No Ohio parent wants to learn that their child has suffered a birth injury, especially not cerebral palsy. As a disorder that affects the brain, it can lead to a variety of problems that remain throughout a child’s lifetime. These are the symptoms of cerebral palsy.
Cerebral palsy can be mild in some people but severe in others. It cannot be cured and there’s no way of knowing how it will affect your child until the symptoms begin showing. However, cerebral palsy is caused by birth injuries that damage the brain. In many cases, a child develops it during labor or childbirth. It can cause a slew of physical, intellectual and sometimes, emotional and behavioral problems.
Symptoms of cerebral palsy
The symptoms of cerebral palsy vary from person to person. If your child has been diagnosed or you suspect that they have the condition, you might notice spasticity and exaggerated muscle movements, the most common sign. They might also favor one side of the body and make writhing motions.

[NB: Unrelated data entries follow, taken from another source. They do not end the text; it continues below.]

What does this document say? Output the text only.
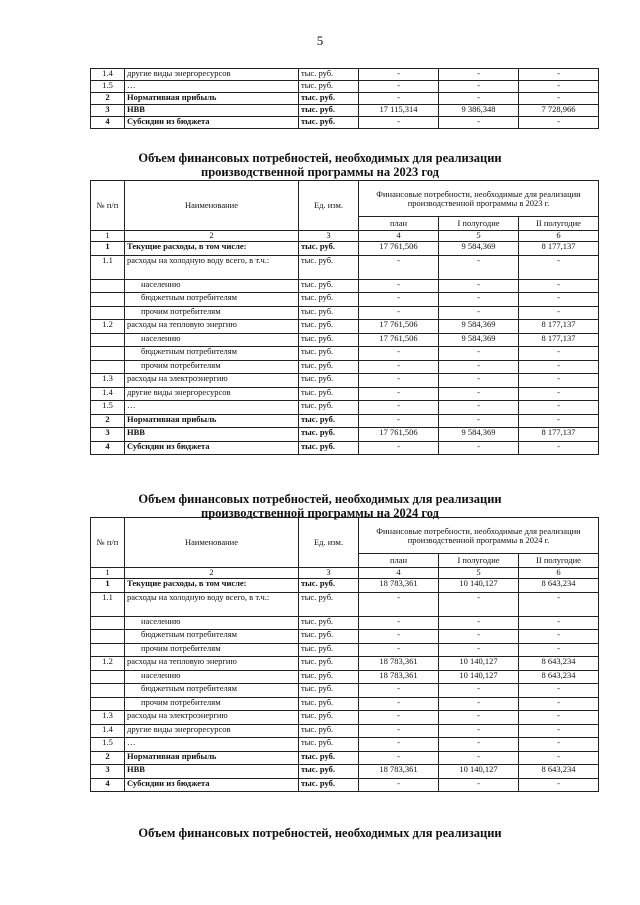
5
1.4	другие виды энергоресурсов	тыс. руб.	-	-	-
1.5	…	тыс. руб.	-	-	-
2	Нормативная прибыль	тыс. руб.	-	-	-
3	НВВ	тыс. руб.	17 115,314	9 386,348	7 728,966
4	Субсидии из бюджета	тыс. руб.	-	-	-
Объем финансовых потребностей, необходимых для реализации
производственной программы на 2023 год
№ п/п	Наименование	Ед. изм.	Финансовые потребности, необходимые для реализации производственной программы в 2023 г.		
			план	I полугодие	II полугодие
1	2	3	4	5	6
1	Текущие расходы, в том числе:	тыс. руб.	17 761,506	9 584,369	8 177,137
1.1	расходы на холодную воду всего, в т.ч.:	тыс. руб.	-	-	-
	населению	тыс. руб.	-	-	-
	бюджетным потребителям	тыс. руб.	-	-	-
	прочим потребителям	тыс. руб.	-	-	-
1.2	расходы на тепловую энергию	тыс. руб.	17 761,506	9 584,369	8 177,137
	населению	тыс. руб.	17 761,506	9 584,369	8 177,137
	бюджетным потребителям	тыс. руб.	-	-	-
	прочим потребителям	тыс. руб.	-	-	-
1.3	расходы на электроэнергию	тыс. руб.	-	-	-
1.4	другие виды энергоресурсов	тыс. руб.	-	-	-
1.5	…	тыс. руб.	-	-	-
2	Нормативная прибыль	тыс. руб.	-	-	-
3	НВВ	тыс. руб.	17 761,506	9 584,369	8 177,137
4	Субсидии из бюджета	тыс. руб.	-	-	-
Объем финансовых потребностей, необходимых для реализации
производственной программы на 2024 год
№ п/п	Наименование	Ед. изм.	Финансовые потребности, необходимые для реализации производственной программы в 2024 г.		
			план	I полугодие	II полугодие
1	2	3	4	5	6
1	Текущие расходы, в том числе:	тыс. руб.	18 783,361	10 140,127	8 643,234
1.1	расходы на холодную воду всего, в т.ч.:	тыс. руб.	-	-	-
	населению	тыс. руб.	-	-	-
	бюджетным потребителям	тыс. руб.	-	-	-
	прочим потребителям	тыс. руб.	-	-	-
1.2	расходы на тепловую энергию	тыс. руб.	18 783,361	10 140,127	8 643,234
	населению	тыс. руб.	18 783,361	10 140,127	8 643,234
	бюджетным потребителям	тыс. руб.	-	-	-
	прочим потребителям	тыс. руб.	-	-	-
1.3	расходы на электроэнергию	тыс. руб.	-	-	-
1.4	другие виды энергоресурсов	тыс. руб.	-	-	-
1.5	…	тыс. руб.	-	-	-
2	Нормативная прибыль	тыс. руб.	-	-	-
3	НВВ	тыс. руб.	18 783,361	10 140,127	8 643,234
4	Субсидии из бюджета	тыс. руб.	-	-	-
Объем финансовых потребностей, необходимых для реализации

Babies with cerebral palsy often have developmental delays with feeding such as difficulty sucking. If your child drools excessively, they may have problems swallowing. Speech can also be delayed compared with other babies their age.
Cerebral palsy often causes children growth delays as well; they may appear much smaller than other babies their age. The condition can impede your child’s ability to crawl, sit up or stand compared with these milestones in other children their age. Some babies with cerebral palsy develop behavioral and emotional disorders as well.
Most symptoms don’t worsen over time. Although it can’t be cured, some treatments could help manage muscle rigidity and other common symptoms.